In our retrospective study, eight of 51 patients (16.7%) had undiagnosed diaphragm / chest / abdominal injuries during primary, secondary and radiological examinations. This is conform previous described incidence rates. All initially missed injuries were easily detected during thoracic inspection by thoracotomy or thoracoscopy and were surgically treated during the SSFR procedure. All the initially missed injuries were categorised as major or life threatening injuries according to Pfeiffer et al see Table 5, so early discovery contributes to enhancement of treatment.6) Retrospectively only 13 out of 56 CT-signs are positive for diaphragmatic ruptures, so even with the perioperative knowledge, still 77% of signs could not be confirmed by radiological findings. One patients didn’t have any positive CT-signs at all, with the given information, one may conclude that a diaphragm rupture cannot be excluded by a negative scan in trauma patients with rib fractures. One of the possible explanations could be found in the small difference in Hounsfield Units (HU) between the diaphragm and the adjacent visceral tissue (either the liver, spleen of stomach directly beneath the diaphragm or the (frequently seen) volume loss of the lung) on the side of the injury. In this respect, there was no clear difference between arterial and portal-venous scans. Combining this with a variable thickness of the diaphragm in both injured and healthy patients, proved to have a negative effect on visualisation of several of the described signs of diaphragm injury, especially the discontinuous diaphragm sign (without herniation) and the thickening of the diaphragm. Therefore we recommend, based on our experience, to perform a thoracic inspection during SSFR in trauma patients to prevent secondary surgical treatments and chronic complications due to missed injuries, until CT-scans and techniques significantly improve to diagnose diaphragm injuries.
Table 5
Missed injuries selected at level of severity.

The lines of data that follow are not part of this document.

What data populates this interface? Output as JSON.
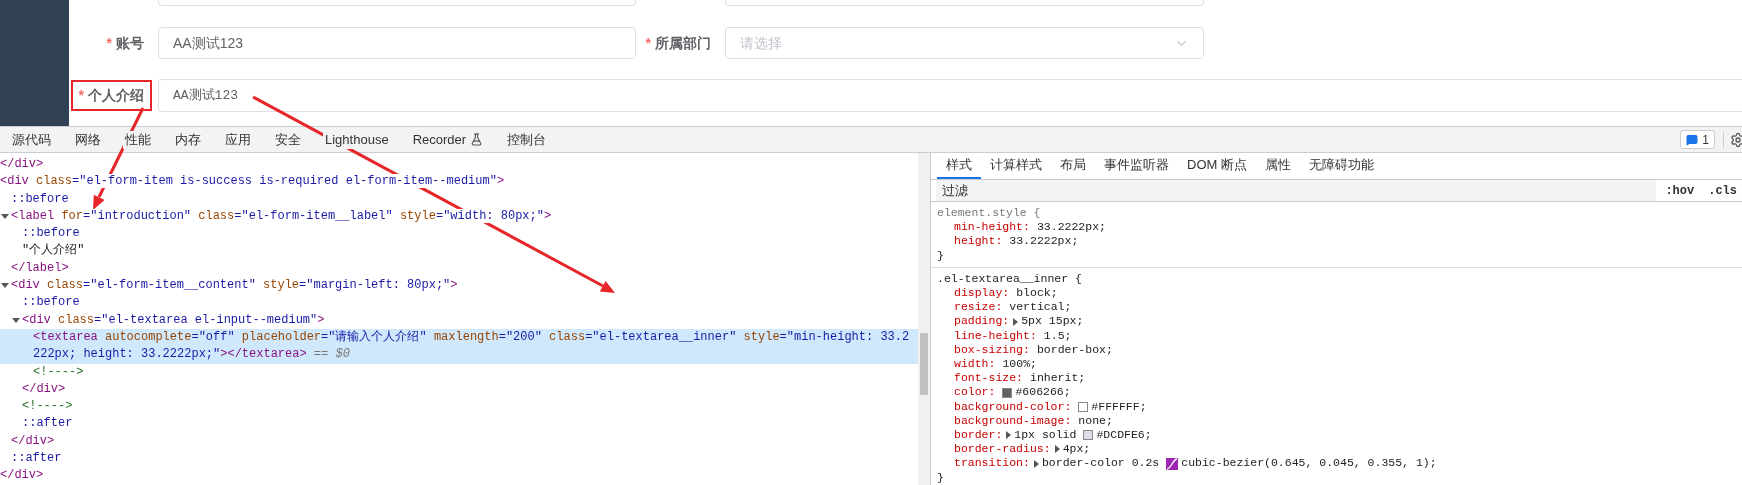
{
  "form": {
    "rows": [
      {
        "fields": [
          {
            "kind": "input",
            "marker": "*",
            "label": "账号",
            "value": "AA测试123",
            "highlighted": false
          },
          {
            "kind": "select",
            "marker": "*",
            "label": "所属部门",
            "placeholder": "请选择",
            "highlighted": false
          }
        ]
      },
      {
        "fields": [
          {
            "kind": "textarea",
            "marker": "*",
            "label": "个人介绍",
            "value": "AA测试123",
            "highlighted": true
          }
        ]
      }
    ]
  },
  "devtools": {
    "tabs": [
      {
        "label": "源代码",
        "kind": "plain",
        "selected": false
      },
      {
        "label": "网络",
        "kind": "plain",
        "selected": false
      },
      {
        "label": "性能",
        "kind": "plain",
        "selected": false
      },
      {
        "label": "内存",
        "kind": "plain",
        "selected": false
      },
      {
        "label": "应用",
        "kind": "plain",
        "selected": false
      },
      {
        "label": "安全",
        "kind": "plain",
        "selected": false
      },
      {
        "label": "Lighthouse",
        "kind": "plain",
        "selected": false
      },
      {
        "label": "Recorder",
        "kind": "experimental",
        "selected": false
      },
      {
        "label": "控制台",
        "kind": "plain",
        "selected": false
      }
    ],
    "issues_badge": "1",
    "elements": [
      {
        "selected": false,
        "parts": [
          {
            "kind": "tag",
            "text": "</div>"
          }
        ]
      },
      {
        "selected": false,
        "parts": [
          {
            "kind": "tag",
            "text": "<div"
          },
          {
            "kind": "attr",
            "text": " class"
          },
          {
            "kind": "value",
            "text": "=\"el-form-item is-success is-required el-form-item--medium\""
          },
          {
            "kind": "tag",
            "text": ">"
          }
        ],
        "children": [
          {
            "selected": false,
            "parts": [
              {
                "kind": "pseudo",
                "text": "::before"
              }
            ]
          },
          {
            "selected": false,
            "expanded": true,
            "parts": [
              {
                "kind": "tag",
                "text": "<label"
              },
              {
                "kind": "attr",
                "text": " for"
              },
              {
                "kind": "value",
                "text": "=\"introduction\""
              },
              {
                "kind": "attr",
                "text": " class"
              },
              {
                "kind": "value",
                "text": "=\"el-form-item__label\""
              },
              {
                "kind": "attr",
                "text": " style"
              },
              {
                "kind": "value",
                "text": "=\"width: 80px;\""
              },
              {
                "kind": "tag",
                "text": ">"
              }
            ],
            "children": [
              {
                "selected": false,
                "parts": [
                  {
                    "kind": "pseudo",
                    "text": "::before"
                  }
                ]
              },
              {
                "selected": false,
                "parts": [
                  {
                    "kind": "text",
                    "text": "\"个人介绍\""
                  }
                ]
              }
            ]
          },
          {
            "selected": false,
            "parts": [
              {
                "kind": "tag",
                "text": "</label>"
              }
            ]
          },
          {
            "selected": false,
            "expanded": true,
            "parts": [
              {
                "kind": "tag",
                "text": "<div"
              },
              {
                "kind": "attr",
                "text": " class"
              },
              {
                "kind": "value",
                "text": "=\"el-form-item__content\""
              },
              {
                "kind": "attr",
                "text": " style"
              },
              {
                "kind": "value",
                "text": "=\"margin-left: 80px;\""
              },
              {
                "kind": "tag",
                "text": ">"
              }
            ],
            "children": [
              {
                "selected": false,
                "parts": [
                  {
                    "kind": "pseudo",
                    "text": "::before"
                  }
                ]
              },
              {
                "selected": false,
                "expanded": true,
                "parts": [
                  {
                    "kind": "tag",
                    "text": "<div"
                  },
                  {
                    "kind": "attr",
                    "text": " class"
                  },
                  {
                    "kind": "value",
                    "text": "=\"el-textarea el-input--medium\""
                  },
                  {
                    "kind": "tag",
                    "text": ">"
                  }
                ],
                "children": [
                  {
                    "selected": true,
                    "parts": [
                      {
                        "kind": "tag",
                        "text": "<textarea"
                      },
                      {
                        "kind": "attr",
                        "text": " autocomplete"
                      },
                      {
                        "kind": "value",
                        "text": "=\"off\""
                      },
                      {
                        "kind": "attr",
                        "text": " placeholder"
                      },
                      {
                        "kind": "value",
                        "text": "=\"请输入个人介绍\""
                      },
                      {
                        "kind": "attr",
                        "text": " maxlength"
                      },
                      {
                        "kind": "value",
                        "text": "=\"200\""
                      },
                      {
                        "kind": "attr",
                        "text": " class"
                      },
                      {
                        "kind": "value",
                        "text": "=\"el-textarea__inner\""
                      },
                      {
                        "kind": "attr",
                        "text": " style"
                      },
                      {
                        "kind": "value",
                        "text": "=\"min-height: 33.2222px; height: 33.2222px;\""
                      },
                      {
                        "kind": "tag",
                        "text": "></textarea>"
                      },
                      {
                        "kind": "hint",
                        "text": " == $0"
                      }
                    ]
                  },
                  {
                    "selected": false,
                    "parts": [
                      {
                        "kind": "comment",
                        "text": "<!---->"
                      }
                    ]
                  }
                ]
              },
              {
                "selected": false,
                "parts": [
                  {
                    "kind": "tag",
                    "text": "</div>"
                  }
                ]
              },
              {
                "selected": false,
                "parts": [
                  {
                    "kind": "comment",
                    "text": "<!---->"
                  }
                ]
              },
              {
                "selected": false,
                "parts": [
                  {
                    "kind": "pseudo",
                    "text": "::after"
                  }
                ]
              }
            ]
          },
          {
            "selected": false,
            "parts": [
              {
                "kind": "tag",
                "text": "</div>"
              }
            ]
          },
          {
            "selected": false,
            "parts": [
              {
                "kind": "pseudo",
                "text": "::after"
              }
            ]
          }
        ]
      },
      {
        "selected": false,
        "parts": [
          {
            "kind": "tag",
            "text": "</div>"
          }
        ]
      }
    ],
    "style_tabs": [
      {
        "label": "样式",
        "selected": true
      },
      {
        "label": "计算样式",
        "selected": false
      },
      {
        "label": "布局",
        "selected": false
      },
      {
        "label": "事件监听器",
        "selected": false
      },
      {
        "label": "DOM 断点",
        "selected": false
      },
      {
        "label": "属性",
        "selected": false
      },
      {
        "label": "无障碍功能",
        "selected": false
      }
    ],
    "filter": {
      "placeholder": "过滤"
    },
    "filter_buttons": [
      ":hov",
      ".cls"
    ],
    "rules": [
      {
        "selector": "element.style {",
        "close": "}",
        "properties": [
          {
            "name": "min-height:",
            "value": "33.2222px;",
            "expandable": false
          },
          {
            "name": "height:",
            "value": "33.2222px;",
            "expandable": false
          }
        ]
      },
      {
        "selector": ".el-textarea__inner {",
        "close": "}",
        "properties": [
          {
            "name": "display:",
            "value": "block;",
            "expandable": false
          },
          {
            "name": "resize:",
            "value": "vertical;",
            "expandable": false
          },
          {
            "name": "padding:",
            "value": "5px 15px;",
            "expandable": true
          },
          {
            "name": "line-height:",
            "value": "1.5;",
            "expandable": false
          },
          {
            "name": "box-sizing:",
            "value": "border-box;",
            "expandable": false
          },
          {
            "name": "width:",
            "value": "100%;",
            "expandable": false
          },
          {
            "name": "font-size:",
            "value": "inherit;",
            "expandable": false
          },
          {
            "name": "color:",
            "expandable": false,
            "swatch": {
              "kind": "color",
              "color": "#606266"
            },
            "swatch_text": "#606266;"
          },
          {
            "name": "background-color:",
            "expandable": false,
            "swatch": {
              "kind": "color",
              "color": "#ffffff"
            },
            "swatch_text": "#FFFFFF;"
          },
          {
            "name": "background-image:",
            "value": "none;",
            "expandable": false
          },
          {
            "name": "border:",
            "value": "1px solid",
            "expandable": true,
            "swatch": {
              "kind": "color",
              "color": "#dcdfe6"
            },
            "swatch_text": "#DCDFE6;"
          },
          {
            "name": "border-radius:",
            "value": "4px;",
            "expandable": true
          },
          {
            "name": "transition:",
            "value": "border-color 0.2s",
            "expandable": true,
            "swatch": {
              "kind": "easing"
            },
            "swatch_text": "cubic-bezier(0.645, 0.045, 0.355, 1);"
          }
        ]
      }
    ]
  }
}
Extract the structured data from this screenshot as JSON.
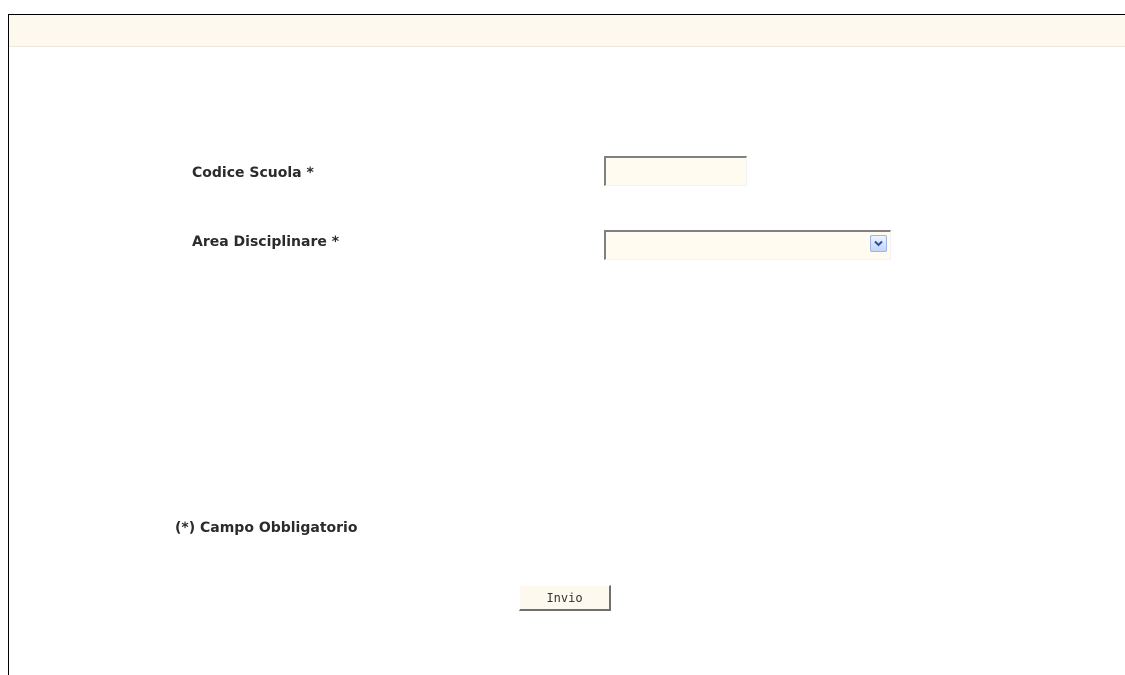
{
  "form": {
    "codice_scuola": {
      "label": "Codice Scuola *",
      "value": ""
    },
    "area_disciplinare": {
      "label": "Area Disciplinare *",
      "selected": ""
    },
    "required_note": "(*) Campo Obbligatorio",
    "submit_label": "Invio"
  },
  "colors": {
    "field_background": "#fffbf0",
    "band_background": "#fdf9ee",
    "dropdown_arrow": "#2a4fa8"
  }
}
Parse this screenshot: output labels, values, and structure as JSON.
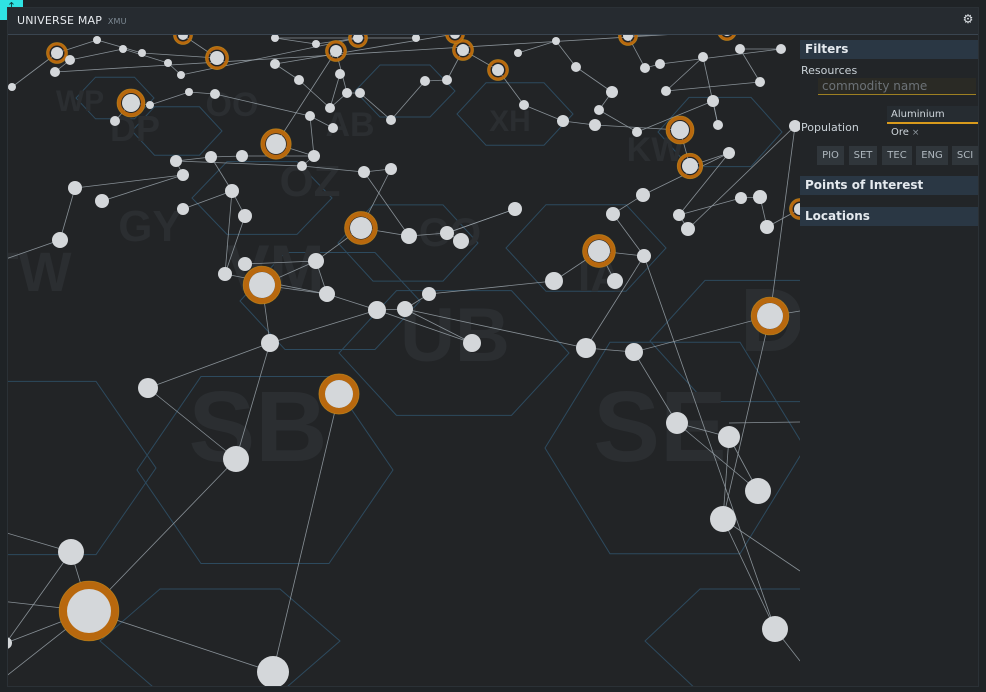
{
  "window": {
    "title": "UNIVERSE MAP",
    "subtitle": "XMU",
    "settings_icon": "gear-icon"
  },
  "corner_button": {
    "label": "↑",
    "color": "#2fe3e3"
  },
  "filters": {
    "heading": "Filters",
    "resources_label": "Resources",
    "commodity_placeholder": "commodity name",
    "selected_tag": "Aluminium Ore",
    "remove_tag_label": "×",
    "population_label": "Population",
    "population_buttons": [
      "PIO",
      "SET",
      "TEC",
      "ENG",
      "SCI"
    ]
  },
  "sections": {
    "points_of_interest": "Points of Interest",
    "locations": "Locations"
  },
  "map": {
    "sector_labels": [
      "WP",
      "DP",
      "OO",
      "OZ",
      "GY",
      "TW",
      "VM",
      "UB",
      "SB",
      "SE",
      "XH",
      "KW",
      "IA",
      "DI",
      "GO",
      "AB"
    ],
    "colors": {
      "hex_stroke": "#2d4a5e",
      "edge": "#9aa3aa",
      "node": "#d4d7da",
      "highlight": "#b8680e",
      "highlight_border": "#c08a1c"
    }
  }
}
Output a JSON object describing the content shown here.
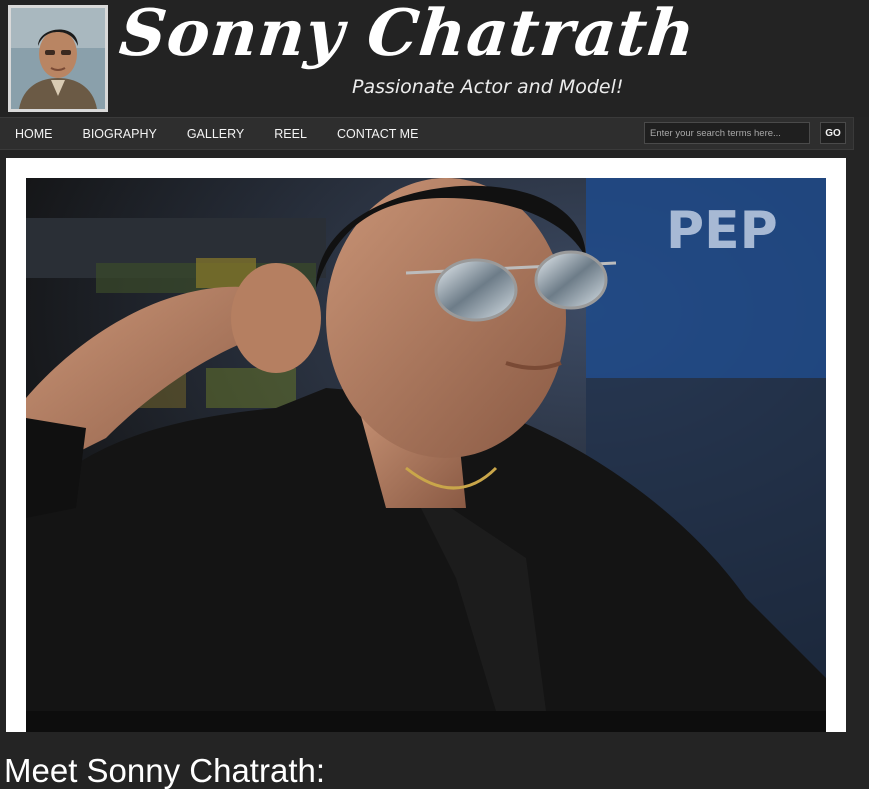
{
  "header": {
    "site_title": "Sonny Chatrath",
    "tagline": "Passionate Actor and Model!"
  },
  "nav": {
    "items": [
      {
        "label": "HOME"
      },
      {
        "label": "BIOGRAPHY"
      },
      {
        "label": "GALLERY"
      },
      {
        "label": "REEL"
      },
      {
        "label": "CONTACT ME"
      }
    ]
  },
  "search": {
    "placeholder": "Enter your search terms here...",
    "value": "",
    "button_label": "GO"
  },
  "main": {
    "heading": "Meet Sonny Chatrath:"
  },
  "colors": {
    "page_background": "#242424",
    "nav_background": "#2e2e2e",
    "photo_frame": "#ffffff",
    "text": "#ffffff"
  }
}
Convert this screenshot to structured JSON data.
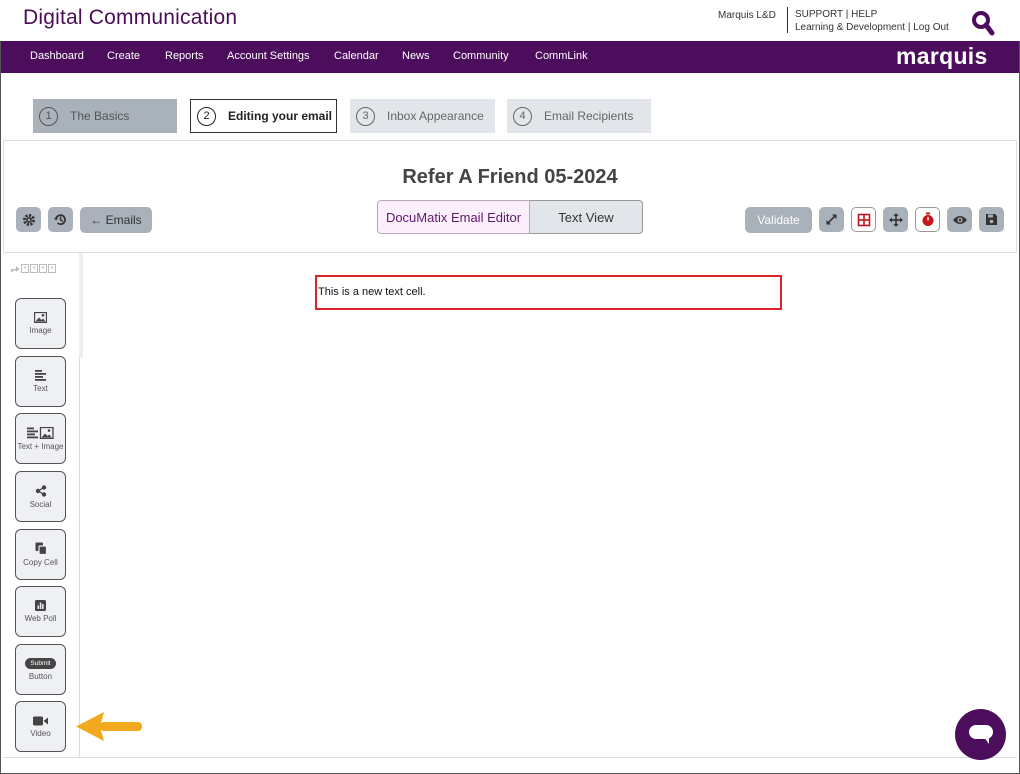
{
  "header": {
    "app_title": "Digital Communication",
    "user_name": "Marquis L&D",
    "support": "SUPPORT",
    "help": "HELP",
    "org": "Learning & Development",
    "logout": "Log Out",
    "sep": "|"
  },
  "nav": {
    "items": [
      "Dashboard",
      "Create",
      "Reports",
      "Account Settings",
      "Calendar",
      "News",
      "Community",
      "CommLink"
    ],
    "brand": "marquis"
  },
  "steps": [
    {
      "num": "1",
      "label": "The Basics"
    },
    {
      "num": "2",
      "label": "Editing your email"
    },
    {
      "num": "3",
      "label": "Inbox Appearance"
    },
    {
      "num": "4",
      "label": "Email Recipients"
    }
  ],
  "editor": {
    "email_title": "Refer A Friend 05-2024",
    "emails_button": "← Emails",
    "mode_editor": "DocuMatix Email Editor",
    "mode_text": "Text View",
    "validate": "Validate"
  },
  "toolbox": {
    "tools": [
      {
        "label": "Image",
        "icon": "image-icon"
      },
      {
        "label": "Text",
        "icon": "text-lines-icon"
      },
      {
        "label": "Text + Image",
        "icon": "text-image-icon"
      },
      {
        "label": "Social",
        "icon": "share-icon"
      },
      {
        "label": "Copy Cell",
        "icon": "copy-icon"
      },
      {
        "label": "Web Poll",
        "icon": "poll-chart-icon"
      },
      {
        "label": "Button",
        "icon": "submit-button-icon",
        "badge": "Submit"
      },
      {
        "label": "Video",
        "icon": "video-camera-icon"
      }
    ]
  },
  "canvas": {
    "text_cell": "This is a new text cell."
  },
  "colors": {
    "brand_purple": "#4b0d5c",
    "title_purple": "#4a0d57",
    "button_gray": "#a9b1bb",
    "cell_border_red": "#d9252a",
    "annotation_orange": "#f2a91d"
  }
}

Missed injuries based on level of severity described by Pfeifer et al: |
• Minor injuries: Hand, wrist, foot, ankle, forearm, uncomplex soft tissue injuries and fractures, rupture of ligaments and muscle tendons. • Major injuries: Skull injuries, neurological and arterial lesions, liver, spleen, and intestinal lacerations, femoral, humeral, pelvic, and spine fractures and dislocations. • Life threatening injuries: injuries of main vessels in thorax, haemothorax and pneumothorax. |
A missed diaphragmatic rupture tends to become larger, and herniation of abdominal organs becomes more likely, particularly if the rupture is left-sided. Small right-sided injuries may remain stable due to the liver that tamponades the defect, preventing colon herniation. Nevertheless, repair of all left-sided and most right-sided diaphragmatic injuries should be performed when recognized due to the tendency to increase.11) Therefore, surgical treatment becomes difficult and more complications occur, when the rupture becomes chronic. A mortality rate of 30–60% has been described in patients with intrathoracic visceral herniation and strangulation after a missed diaphragmatic injury.10) With that, early detection of intrathoracic injuries contributes to increased survival rates and quality of life in trauma patients. Multiple studies and consensus statements have mentioned the possible benefits of adding a intrathoracic inspection during SSFR.12) Early evacuation of residual haemothorax during thoracic inspection by thoracoscopic surgery has proven to decrease the risk of infections, discomfort and shorten length of hospital stay among other advantages such as the possibility to directly repair lung lacerations and other intra-thoracic injuries.13,14) Other studies suggest that the with the use of thorascopic inspection, better visualisation of the fracture locations help to determine the optimal incision placement and therefore enhance minimally invasive methods with smaller incisions sides and less muscle loss.12,13) A complete thorascopic approach has only been performed in study design and is not suitable outside the context of research due to limitations of adequate tools. But despite these potential benefits more data has to be collected to support and recommend the routine use of thoracoscopy (or thoracotomy) during SSFR.12)
This study concerns trauma patients with severe injuries, causing a mean ISS of 28 points. Because of the major injuries in this cohort, intrathoracic injuries are more likely to occur. Therefore, the incidence of missed injuries, such as diaphragm ruptures, are higher and the diagnostic value of an inspection thoracoscopy or thoracotomy increases. With the recent shift towards surgical management of rib fractures, more research will estimate the incidence of missed injuries in less severe patients.
Limitations of this study is the small number of included cases without a control population. Patients with a missed diaphragm injury were not confirmed and a long-time follow-up and secondary surgical repair of those patients couldn’t be compared with early on surgical repair. Another limitation was the need for a thoracic surgeon with sufficient experience in VATS to perform a thoracoscopy during SSFR, therefor only one patient underwent a minimal invasive technique while almost the complete cohort underwent a thoracotomy. So difference in approach for intrathoracic inspection could not be compared.